Tentando chegar mais perto da sua afeição, um escritor amigo foi barrado quando desejou ficar mais junto do palanque. O pobre do literato só queria estar mais perto da pessoa da presidenta. Mas um dos seguranças lhe falou: “Aqui só passa se tiver credencial”.

Ao que o escritor respondeu: “Eu não tenho credencial, mas tenho todas as palavras”. Falou e amargou. Mas convenhamos, o escritor estava magoado, porque as palavras todas não saíram ali nem agora, como ele queria. É como um poema não escrito, porque as palavras mais eloquentes, as que vêm da ação, estavam sendo escritas ali, no ato, em gestos, canções e suspiros.

Dilma poderia falar o que quisesse. Poderia cantar “o cravo brigou com a rosa”, e todos aplaudiriam.

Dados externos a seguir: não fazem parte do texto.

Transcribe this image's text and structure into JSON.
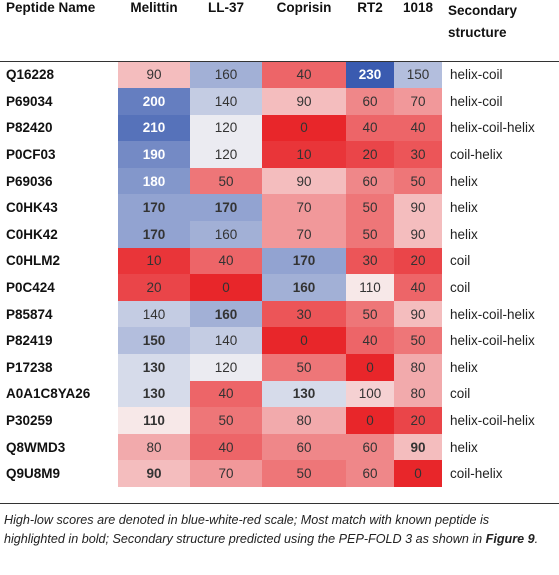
{
  "table": {
    "headers": {
      "name": "Peptide Name",
      "columns": [
        "Melittin",
        "LL-37",
        "Coprisin",
        "RT2",
        "1018"
      ],
      "secondary": "Secondary structure"
    },
    "rows": [
      {
        "name": "Q16228",
        "values": [
          90,
          160,
          40,
          230,
          150
        ],
        "bold": [
          false,
          false,
          false,
          true,
          false
        ],
        "structure": "helix-coil"
      },
      {
        "name": "P69034",
        "values": [
          200,
          140,
          90,
          60,
          70
        ],
        "bold": [
          true,
          false,
          false,
          false,
          false
        ],
        "structure": "helix-coil"
      },
      {
        "name": "P82420",
        "values": [
          210,
          120,
          0,
          40,
          40
        ],
        "bold": [
          true,
          false,
          false,
          false,
          false
        ],
        "structure": "helix-coil-helix"
      },
      {
        "name": "P0CF03",
        "values": [
          190,
          120,
          10,
          20,
          30
        ],
        "bold": [
          true,
          false,
          false,
          false,
          false
        ],
        "structure": "coil-helix"
      },
      {
        "name": "P69036",
        "values": [
          180,
          50,
          90,
          60,
          50
        ],
        "bold": [
          true,
          false,
          false,
          false,
          false
        ],
        "structure": "helix"
      },
      {
        "name": "C0HK43",
        "values": [
          170,
          170,
          70,
          50,
          90
        ],
        "bold": [
          true,
          true,
          false,
          false,
          false
        ],
        "structure": "helix"
      },
      {
        "name": "C0HK42",
        "values": [
          170,
          160,
          70,
          50,
          90
        ],
        "bold": [
          true,
          false,
          false,
          false,
          false
        ],
        "structure": "helix"
      },
      {
        "name": "C0HLM2",
        "values": [
          10,
          40,
          170,
          30,
          20
        ],
        "bold": [
          false,
          false,
          true,
          false,
          false
        ],
        "structure": "coil"
      },
      {
        "name": "P0C424",
        "values": [
          20,
          0,
          160,
          110,
          40
        ],
        "bold": [
          false,
          false,
          true,
          false,
          false
        ],
        "structure": "coil"
      },
      {
        "name": "P85874",
        "values": [
          140,
          160,
          30,
          50,
          90
        ],
        "bold": [
          false,
          true,
          false,
          false,
          false
        ],
        "structure": "helix-coil-helix"
      },
      {
        "name": "P82419",
        "values": [
          150,
          140,
          0,
          40,
          50
        ],
        "bold": [
          true,
          false,
          false,
          false,
          false
        ],
        "structure": "helix-coil-helix"
      },
      {
        "name": "P17238",
        "values": [
          130,
          120,
          50,
          0,
          80
        ],
        "bold": [
          true,
          false,
          false,
          false,
          false
        ],
        "structure": "helix"
      },
      {
        "name": "A0A1C8YA26",
        "values": [
          130,
          40,
          130,
          100,
          80
        ],
        "bold": [
          true,
          false,
          true,
          false,
          false
        ],
        "structure": "coil"
      },
      {
        "name": "P30259",
        "values": [
          110,
          50,
          80,
          0,
          20
        ],
        "bold": [
          true,
          false,
          false,
          false,
          false
        ],
        "structure": "helix-coil-helix"
      },
      {
        "name": "Q8WMD3",
        "values": [
          80,
          40,
          60,
          60,
          90
        ],
        "bold": [
          false,
          false,
          false,
          false,
          true
        ],
        "structure": "helix"
      },
      {
        "name": "Q9U8M9",
        "values": [
          90,
          70,
          50,
          60,
          0
        ],
        "bold": [
          true,
          false,
          false,
          false,
          false
        ],
        "structure": "coil-helix"
      }
    ],
    "colors": {
      "high": "#3a5bb0",
      "mid": "#f8f6f6",
      "low": "#e8262a"
    }
  },
  "caption": {
    "text": "High-low scores are denoted in blue-white-red scale; Most match with known peptide is highlighted in bold; Secondary structure predicted using the PEP-FOLD 3 as shown in ",
    "ref": "Figure 9",
    "end": "."
  }
}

Poderia ficar diante do microfone repetindo “sapo-sapo-sapo-sapo”, e o povo iria ao delírio.

Diriam, “como ela fala bem sapo-sapo-sapo!”. Sabem aquele afeição conquistada, que vê em tudo quanto vem da pessoa amada a coisa mais linda? Mas a presidenta, em lugar de palavras sem nexo, falou:

– Vamos mostrar que este país tem coluna vertebral, tem mulheres de coragem e fé. O estado de Pernambuco me honra estando perto de mim.

E abriu a bandeira do estado. Em Pernambuco, a bandeira que vem da revolução de 1817 é sagrada e acima de todas as coisas. E se estabeleceu então mais alta a corrente de afinidade. É uma relação de tal modo apaixonada, que uma senhora do povo me falou, com a maior intimidade, embora nunca nos tivéssemos conhecido antes, o que é raro entre pernambucanos, um povo em seu natural tímido.

Mas como a situação ali era outra, ela me disse com a voz embargada: “quando Dilma passou mal, depois daquele debate na televisão, eu fiquei… olhe, eu fiquei…” e não conseguia completar a frase, porque a lembrança lhe voltava em forte emoção.

E porque eu a compreendia eu pensava em lhe falar na língua de imbu, mangaba, graviola, cajá, azeitona, pitomba, abacaxi, goiaba, maracujá, manga, cana doce, numa fala de salada do Nordeste. Mistura de tudo, porque o povo mais misturado que já vi numa eleição estava presente.

No final, depois do comício, corremos feito loucos para flagrar a passagem da presidenta, que sairia por trás do palanque. Eu não era mais um cidadão de cabelos brancos, barrigudo, de fôlego curto, a léguas de distância de atleta de qualquer condição.

Eu era, todos éramos, voltávamos a ser mais uma vez meninos. Éramos a infância do que manda o coração.  A presidenta entendeu a nossa meninice. 

Na passagem, ela nos enviou 2 beijos.